Yeah, it certainly made going home in the evenings a real pleasure! It also made Michelle and I a little more comfortable with each other but to be honest, the film doesn’t represent the love we have for each other or even the time we spent together during filming because we made sure that didn’t bleed into our performances. Being a father is amazing, just the tiny little changes you have to make that create such profound movements in your heart and soul. I feel really focused, I have a huge amount of clarity and excitement. I just feel alive and very lucky.
We have to ask you about kissing Jake Gyllenhaal…
It was definitely tough – it took a lot of courage and once I got home I felt slightly violated!

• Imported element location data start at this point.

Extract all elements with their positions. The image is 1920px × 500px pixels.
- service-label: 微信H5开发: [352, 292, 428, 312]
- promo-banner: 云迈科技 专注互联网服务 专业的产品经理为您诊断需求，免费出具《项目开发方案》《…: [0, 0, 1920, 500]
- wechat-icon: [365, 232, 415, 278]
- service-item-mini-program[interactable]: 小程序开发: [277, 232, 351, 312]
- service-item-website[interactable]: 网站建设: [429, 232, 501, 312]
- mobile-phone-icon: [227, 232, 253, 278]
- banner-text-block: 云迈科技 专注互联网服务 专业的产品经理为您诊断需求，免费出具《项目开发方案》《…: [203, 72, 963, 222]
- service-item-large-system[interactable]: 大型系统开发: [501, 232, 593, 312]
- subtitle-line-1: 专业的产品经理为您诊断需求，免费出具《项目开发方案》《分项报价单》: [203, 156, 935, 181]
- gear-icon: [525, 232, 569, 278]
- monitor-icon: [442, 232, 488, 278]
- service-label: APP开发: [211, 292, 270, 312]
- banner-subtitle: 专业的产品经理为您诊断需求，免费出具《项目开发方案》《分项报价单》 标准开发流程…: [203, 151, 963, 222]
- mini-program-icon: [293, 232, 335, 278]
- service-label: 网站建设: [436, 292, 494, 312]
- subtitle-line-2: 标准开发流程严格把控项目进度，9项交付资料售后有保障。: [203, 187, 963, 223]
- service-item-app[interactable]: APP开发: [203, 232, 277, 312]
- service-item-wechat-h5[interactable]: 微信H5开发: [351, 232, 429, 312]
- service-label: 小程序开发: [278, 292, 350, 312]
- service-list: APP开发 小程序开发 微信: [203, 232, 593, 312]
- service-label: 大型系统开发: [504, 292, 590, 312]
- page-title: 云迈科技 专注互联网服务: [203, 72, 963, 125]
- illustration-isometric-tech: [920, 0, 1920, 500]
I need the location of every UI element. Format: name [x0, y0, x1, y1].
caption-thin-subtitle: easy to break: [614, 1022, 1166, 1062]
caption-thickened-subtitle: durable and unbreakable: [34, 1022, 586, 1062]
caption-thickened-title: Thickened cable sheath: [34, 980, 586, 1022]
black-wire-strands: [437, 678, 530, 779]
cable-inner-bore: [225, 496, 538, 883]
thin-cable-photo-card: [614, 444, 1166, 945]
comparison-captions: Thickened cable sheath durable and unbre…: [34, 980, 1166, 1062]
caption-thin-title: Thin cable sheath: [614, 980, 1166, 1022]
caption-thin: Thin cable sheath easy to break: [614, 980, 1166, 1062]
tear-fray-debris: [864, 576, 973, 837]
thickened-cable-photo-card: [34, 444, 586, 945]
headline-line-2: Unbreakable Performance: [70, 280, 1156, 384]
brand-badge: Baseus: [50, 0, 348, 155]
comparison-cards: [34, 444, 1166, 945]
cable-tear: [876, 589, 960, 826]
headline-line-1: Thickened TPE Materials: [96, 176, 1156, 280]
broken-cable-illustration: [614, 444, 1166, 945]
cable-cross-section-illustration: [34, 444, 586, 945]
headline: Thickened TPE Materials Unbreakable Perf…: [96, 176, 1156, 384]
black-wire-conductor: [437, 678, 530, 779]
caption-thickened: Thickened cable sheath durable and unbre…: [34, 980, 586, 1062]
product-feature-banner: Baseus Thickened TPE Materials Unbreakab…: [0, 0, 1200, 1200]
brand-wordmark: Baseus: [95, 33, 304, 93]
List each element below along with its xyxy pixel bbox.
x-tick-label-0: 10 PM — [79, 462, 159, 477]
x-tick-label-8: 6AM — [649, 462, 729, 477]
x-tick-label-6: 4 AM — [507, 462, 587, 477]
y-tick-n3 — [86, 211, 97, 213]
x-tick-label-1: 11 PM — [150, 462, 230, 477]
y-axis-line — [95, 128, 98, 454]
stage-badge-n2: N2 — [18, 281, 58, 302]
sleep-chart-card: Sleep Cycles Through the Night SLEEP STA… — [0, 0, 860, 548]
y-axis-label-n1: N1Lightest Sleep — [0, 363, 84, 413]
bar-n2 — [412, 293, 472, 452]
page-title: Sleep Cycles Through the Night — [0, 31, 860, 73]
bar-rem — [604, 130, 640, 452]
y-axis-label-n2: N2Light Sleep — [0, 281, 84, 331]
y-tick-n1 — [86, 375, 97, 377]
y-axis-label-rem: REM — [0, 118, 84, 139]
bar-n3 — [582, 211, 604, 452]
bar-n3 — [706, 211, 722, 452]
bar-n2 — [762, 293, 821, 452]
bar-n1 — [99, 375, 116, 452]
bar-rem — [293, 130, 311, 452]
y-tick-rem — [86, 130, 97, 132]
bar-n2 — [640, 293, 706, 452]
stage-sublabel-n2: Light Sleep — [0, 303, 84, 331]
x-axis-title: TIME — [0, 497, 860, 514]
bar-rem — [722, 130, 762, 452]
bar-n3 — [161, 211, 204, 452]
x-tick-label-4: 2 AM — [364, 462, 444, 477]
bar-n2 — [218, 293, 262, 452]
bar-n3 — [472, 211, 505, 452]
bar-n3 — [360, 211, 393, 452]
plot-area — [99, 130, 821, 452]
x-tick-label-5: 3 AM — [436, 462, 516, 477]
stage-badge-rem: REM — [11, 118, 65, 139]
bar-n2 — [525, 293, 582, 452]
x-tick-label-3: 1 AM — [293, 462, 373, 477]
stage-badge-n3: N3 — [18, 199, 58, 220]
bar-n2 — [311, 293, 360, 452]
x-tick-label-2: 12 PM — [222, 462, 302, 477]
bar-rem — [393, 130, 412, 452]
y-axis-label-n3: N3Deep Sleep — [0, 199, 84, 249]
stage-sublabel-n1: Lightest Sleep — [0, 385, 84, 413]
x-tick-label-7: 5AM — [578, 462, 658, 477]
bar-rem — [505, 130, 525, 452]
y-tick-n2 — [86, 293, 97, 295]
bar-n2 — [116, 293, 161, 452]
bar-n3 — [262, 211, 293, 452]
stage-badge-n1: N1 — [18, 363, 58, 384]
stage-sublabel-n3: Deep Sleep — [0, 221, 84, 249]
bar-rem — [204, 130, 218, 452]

I think going in to the film, Jake and I had a lot of respect for one another just for making this choice but we also understood that we had a responsibility to tell the story. To act out the scenes, I guess you have to suspend reality and harness the power of belief in the performance, you know? We’d convinced ourselves of the story and the love between these guys and between the words “action” and “cut” we didn’t think about the fact that it was Heath kissing Jake. If we had, we probably wouldn’t have been able to complete the scene. We really had to believe in our environment. It was tough subject matter for sure but just be conquering it and doing justice to the story. We all felt very proud.